1. A-N. Dezalier d'Argenville, Descriptions de l'Académie Royale del a peinture et de scuilpture par son sécretaire Nicolas Guerin et par Antoine-Nicolas Dezallier d'Argenville le fils, Paris 1762, pp. 379-80, 384.
2. C. Palissot de Montenoy, op. cit., Paris 1768, vol. I, pp.14-15.
3. M-C-P. Tocqué, op. cit., Paris 1854, vol. II, pp. 348-64.
4. Exhibited Paris, Salon, 1740, no. 122: 'un tableau de 4 pieds en quarré représentant la Prudence'. Canvas, signed and dated 1739, 129 by 139 cm, present whereabouts unknown.
5.131 by 114cm, sold New York, Christie's, 2 November 2000, lot 237. Reproduced in  M. Taverner Holmes, 'Lancret, décorateur des 'petits cabinets' de Louis XV à Versailles', in L’Œil, March 1985, p. 28. The painting was also engraved by Baléchou in 1750.
6. Both now in Schloss Charlottenberg, Berlin.

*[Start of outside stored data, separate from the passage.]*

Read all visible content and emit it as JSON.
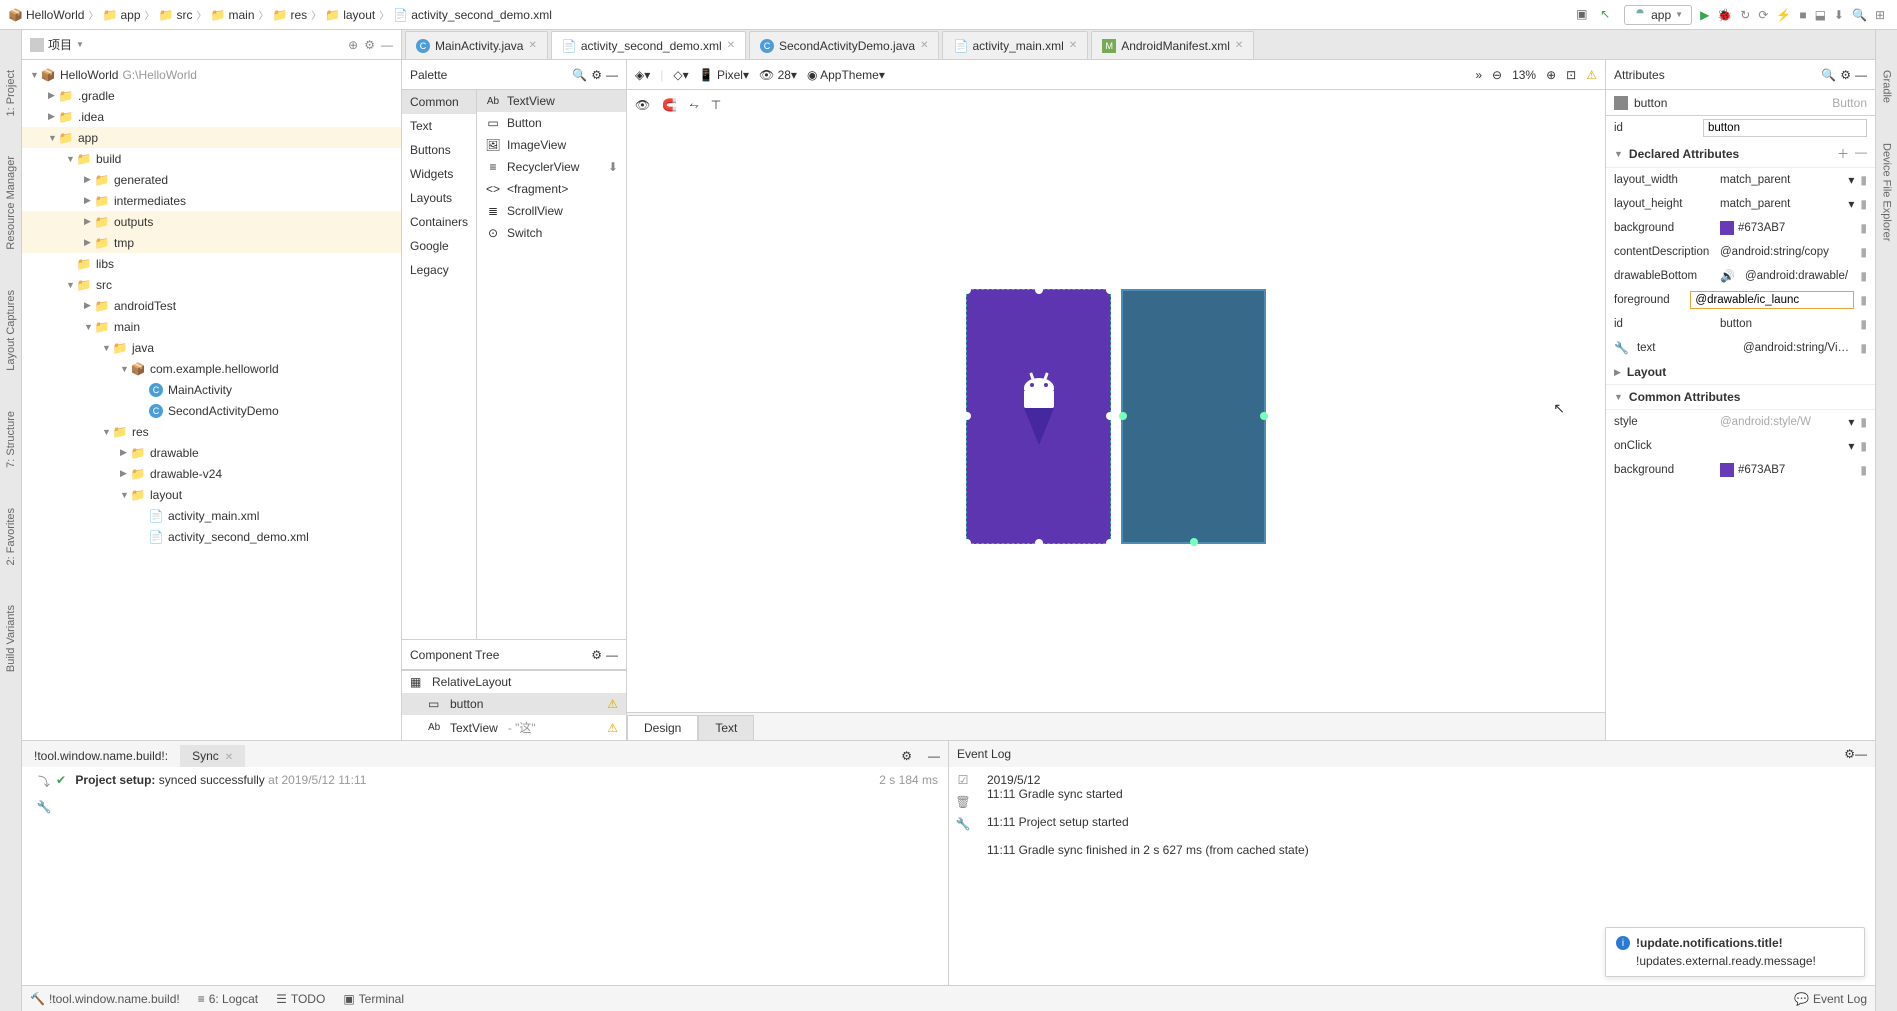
{
  "breadcrumb": [
    {
      "icon": "project",
      "label": "HelloWorld"
    },
    {
      "icon": "folder",
      "label": "app"
    },
    {
      "icon": "folder",
      "label": "src"
    },
    {
      "icon": "folder",
      "label": "main"
    },
    {
      "icon": "folder",
      "label": "res"
    },
    {
      "icon": "folder",
      "label": "layout"
    },
    {
      "icon": "xml",
      "label": "activity_second_demo.xml"
    }
  ],
  "topbar": {
    "appLabel": "app"
  },
  "project": {
    "title": "项目",
    "rootName": "HelloWorld",
    "rootPath": "G:\\HelloWorld",
    "items": [
      {
        "d": 0,
        "chev": "down",
        "icon": "project",
        "name": "HelloWorld",
        "meta": "G:\\HelloWorld"
      },
      {
        "d": 1,
        "chev": "right",
        "icon": "folder",
        "name": ".gradle"
      },
      {
        "d": 1,
        "chev": "right",
        "icon": "folder",
        "name": ".idea"
      },
      {
        "d": 1,
        "chev": "down",
        "icon": "folder",
        "name": "app",
        "sel": true
      },
      {
        "d": 2,
        "chev": "down",
        "icon": "folder",
        "name": "build"
      },
      {
        "d": 3,
        "chev": "right",
        "icon": "folder",
        "name": "generated"
      },
      {
        "d": 3,
        "chev": "right",
        "icon": "folder",
        "name": "intermediates"
      },
      {
        "d": 3,
        "chev": "right",
        "icon": "folder",
        "name": "outputs",
        "sel": true
      },
      {
        "d": 3,
        "chev": "right",
        "icon": "folder",
        "name": "tmp",
        "sel": true
      },
      {
        "d": 2,
        "chev": "",
        "icon": "folder",
        "name": "libs"
      },
      {
        "d": 2,
        "chev": "down",
        "icon": "folder",
        "name": "src"
      },
      {
        "d": 3,
        "chev": "right",
        "icon": "folder",
        "name": "androidTest"
      },
      {
        "d": 3,
        "chev": "down",
        "icon": "folder",
        "name": "main"
      },
      {
        "d": 4,
        "chev": "down",
        "icon": "folder-blue",
        "name": "java"
      },
      {
        "d": 5,
        "chev": "down",
        "icon": "pkg",
        "name": "com.example.helloworld"
      },
      {
        "d": 6,
        "chev": "",
        "icon": "class",
        "name": "MainActivity"
      },
      {
        "d": 6,
        "chev": "",
        "icon": "class",
        "name": "SecondActivityDemo"
      },
      {
        "d": 4,
        "chev": "down",
        "icon": "folder",
        "name": "res"
      },
      {
        "d": 5,
        "chev": "right",
        "icon": "folder",
        "name": "drawable"
      },
      {
        "d": 5,
        "chev": "right",
        "icon": "folder",
        "name": "drawable-v24"
      },
      {
        "d": 5,
        "chev": "down",
        "icon": "folder",
        "name": "layout"
      },
      {
        "d": 6,
        "chev": "",
        "icon": "xml",
        "name": "activity_main.xml"
      },
      {
        "d": 6,
        "chev": "",
        "icon": "xml",
        "name": "activity_second_demo.xml"
      }
    ]
  },
  "tabs": [
    {
      "icon": "class",
      "label": "MainActivity.java",
      "active": false
    },
    {
      "icon": "xml",
      "label": "activity_second_demo.xml",
      "active": true
    },
    {
      "icon": "class",
      "label": "SecondActivityDemo.java",
      "active": false
    },
    {
      "icon": "xml",
      "label": "activity_main.xml",
      "active": false
    },
    {
      "icon": "manifest",
      "label": "AndroidManifest.xml",
      "active": false
    }
  ],
  "palette": {
    "title": "Palette",
    "cats": [
      "Common",
      "Text",
      "Buttons",
      "Widgets",
      "Layouts",
      "Containers",
      "Google",
      "Legacy"
    ],
    "activeCat": "Common",
    "items": [
      {
        "icon": "Ab",
        "label": "TextView",
        "sel": true
      },
      {
        "icon": "btn",
        "label": "Button"
      },
      {
        "icon": "img",
        "label": "ImageView"
      },
      {
        "icon": "list",
        "label": "RecyclerView"
      },
      {
        "icon": "frag",
        "label": "<fragment>"
      },
      {
        "icon": "scroll",
        "label": "ScrollView"
      },
      {
        "icon": "switch",
        "label": "Switch"
      }
    ]
  },
  "componentTree": {
    "title": "Component Tree",
    "items": [
      {
        "d": 0,
        "icon": "layout",
        "label": "RelativeLayout",
        "warn": false
      },
      {
        "d": 1,
        "icon": "btn",
        "label": "button",
        "warn": true,
        "sel": true
      },
      {
        "d": 1,
        "icon": "Ab",
        "label": "TextView",
        "extra": "- \"这\"",
        "warn": true
      }
    ]
  },
  "canvas": {
    "deviceLabel": "Pixel",
    "apiLabel": "28",
    "themeLabel": "AppTheme",
    "zoom": "13%"
  },
  "designTabs": {
    "design": "Design",
    "text": "Text"
  },
  "attributes": {
    "title": "Attributes",
    "compLabel": "button",
    "compType": "Button",
    "idLabel": "id",
    "idVal": "button",
    "declared": "Declared Attributes",
    "layout": "Layout",
    "common": "Common Attributes",
    "rows": {
      "layout_width": {
        "name": "layout_width",
        "val": "match_parent"
      },
      "layout_height": {
        "name": "layout_height",
        "val": "match_parent"
      },
      "background": {
        "name": "background",
        "val": "#673AB7",
        "color": "#673AB7"
      },
      "contentDescription": {
        "name": "contentDescription",
        "val": "@android:string/copy"
      },
      "drawableBottom": {
        "name": "drawableBottom",
        "val": "@android:drawable/"
      },
      "foreground": {
        "name": "foreground",
        "val": "@drawable/ic_launc"
      },
      "id2": {
        "name": "id",
        "val": "button"
      },
      "text": {
        "name": "text",
        "val": "@android:string/Video"
      },
      "style": {
        "name": "style",
        "val": "@android:style/W"
      },
      "onClick": {
        "name": "onClick",
        "val": ""
      },
      "background2": {
        "name": "background",
        "val": "#673AB7",
        "color": "#673AB7"
      }
    }
  },
  "build": {
    "tab1": "!tool.window.name.build!:",
    "tab2": "Sync",
    "msgBold": "Project setup:",
    "msg": "synced successfully",
    "at": "at 2019/5/12 11:11",
    "dur": "2 s 184 ms"
  },
  "eventlog": {
    "title": "Event Log",
    "date": "2019/5/12",
    "l1": "11:11 Gradle sync started",
    "l2": "11:11 Project setup started",
    "l3": "11:11 Gradle sync finished in 2 s 627 ms (from cached state)"
  },
  "notif": {
    "title": "!update.notifications.title!",
    "msg": "!updates.external.ready.message!"
  },
  "bottombar": {
    "build": "!tool.window.name.build!",
    "logcat": "6: Logcat",
    "todo": "TODO",
    "terminal": "Terminal",
    "eventlog": "Event Log"
  },
  "leftstripe": {
    "project": "1: Project",
    "resmgr": "Resource Manager",
    "structure": "7: Structure",
    "favorites": "2: Favorites",
    "buildvar": "Build Variants",
    "captures": "Layout Captures"
  },
  "rightstripe": {
    "gradle": "Gradle",
    "devfile": "Device File Explorer"
  }
}
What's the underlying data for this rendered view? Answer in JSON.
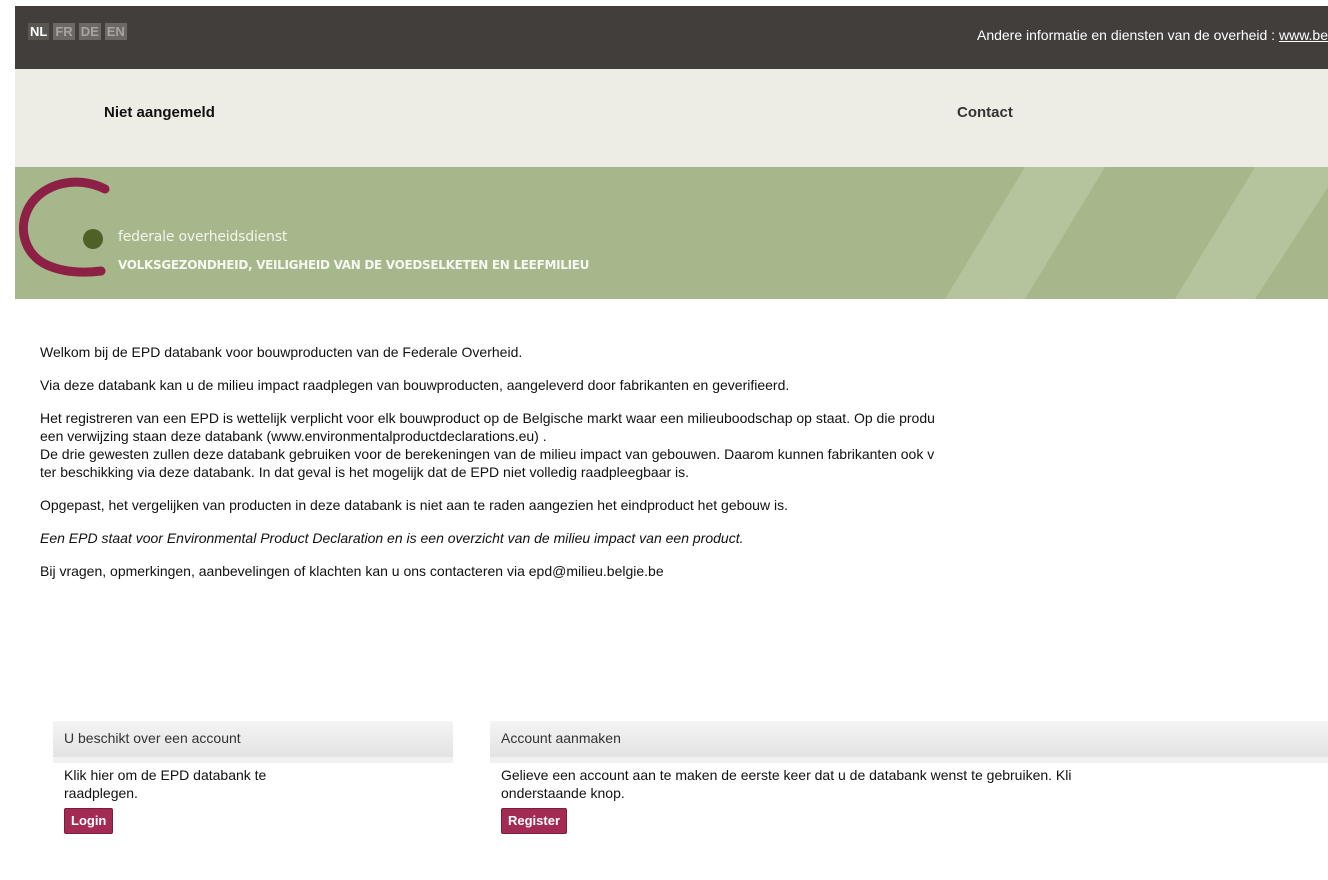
{
  "topbar": {
    "languages": [
      "NL",
      "FR",
      "DE",
      "EN"
    ],
    "info_text": "Andere informatie en diensten van de overheid : ",
    "info_link": "www.be"
  },
  "nav": {
    "status": "Niet aangemeld",
    "contact": "Contact"
  },
  "banner": {
    "line1": "federale overheidsdienst",
    "line2": "VOLKSGEZONDHEID, VEILIGHEID VAN DE VOEDSELKETEN EN LEEFMILIEU",
    "colors": {
      "background": "#a6b78b",
      "logo_arc": "#8c2145",
      "logo_dot": "#4e6127"
    }
  },
  "content": {
    "p1": "Welkom bij de EPD databank voor bouwproducten van de Federale Overheid.",
    "p2": "Via deze databank kan u de milieu impact raadplegen van bouwproducten, aangeleverd door fabrikanten en geverifieerd.",
    "p3_l1": "Het registreren van een EPD is wettelijk verplicht voor elk bouwproduct op de Belgische markt waar een milieuboodschap op staat. Op die produ",
    "p3_l2": "een verwijzing staan deze databank (www.environmentalproductdeclarations.eu) .",
    "p3_l3": "De drie gewesten zullen deze databank gebruiken voor de berekeningen van de milieu impact van gebouwen. Daarom kunnen fabrikanten ook v",
    "p3_l4": "ter beschikking via deze databank. In dat geval is het mogelijk dat de EPD niet volledig raadpleegbaar is.",
    "p4": "Opgepast, het vergelijken van producten in deze databank is niet aan te raden aangezien het eindproduct het gebouw is.",
    "p5": "Een EPD staat voor Environmental Product Declaration en is een overzicht van de milieu impact van een product.",
    "p6": "Bij vragen, opmerkingen, aanbevelingen of klachten kan u ons contacteren via epd@milieu.belgie.be"
  },
  "login_box": {
    "title": "U beschikt over een account",
    "text_l1": "Klik hier om de EPD databank te",
    "text_l2": "raadplegen.",
    "button": "Login"
  },
  "register_box": {
    "title": "Account aanmaken",
    "text_l1": "Gelieve een account aan te maken de eerste keer dat u de databank wenst te gebruiken. Kli",
    "text_l2": "onderstaande knop.",
    "button": "Register"
  },
  "accent_color": "#a32a52"
}
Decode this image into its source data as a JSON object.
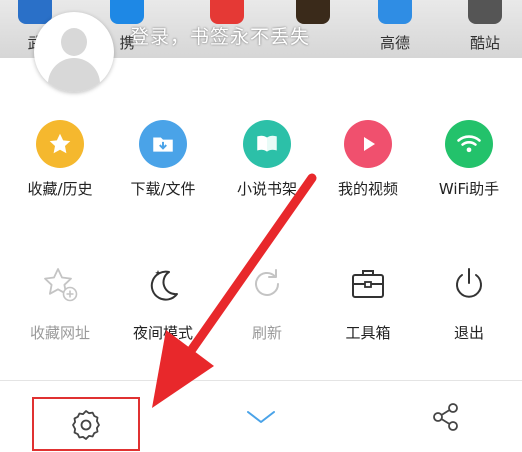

Reproduced  in Salmon, op. cit.,1999-2000, p. 104, figs. 5 and 6. In addition, Nattier completed a full length portrait of his patron the Grand Pieur d’Orléans in armour. Over three metres in height, this monumental portrait was exhibited in the Salon of 1738 where it was critically acclaimed. Now lost, its appearance can only be guessed at from old copies.
7. Inv. 981.3.1, 144 by 132.5cm. Canvas, 144.5 by 132.5 cm., signed and dated 1730. reproduced in Salmon, idem., 1999-2000, p. 104, fig. 4.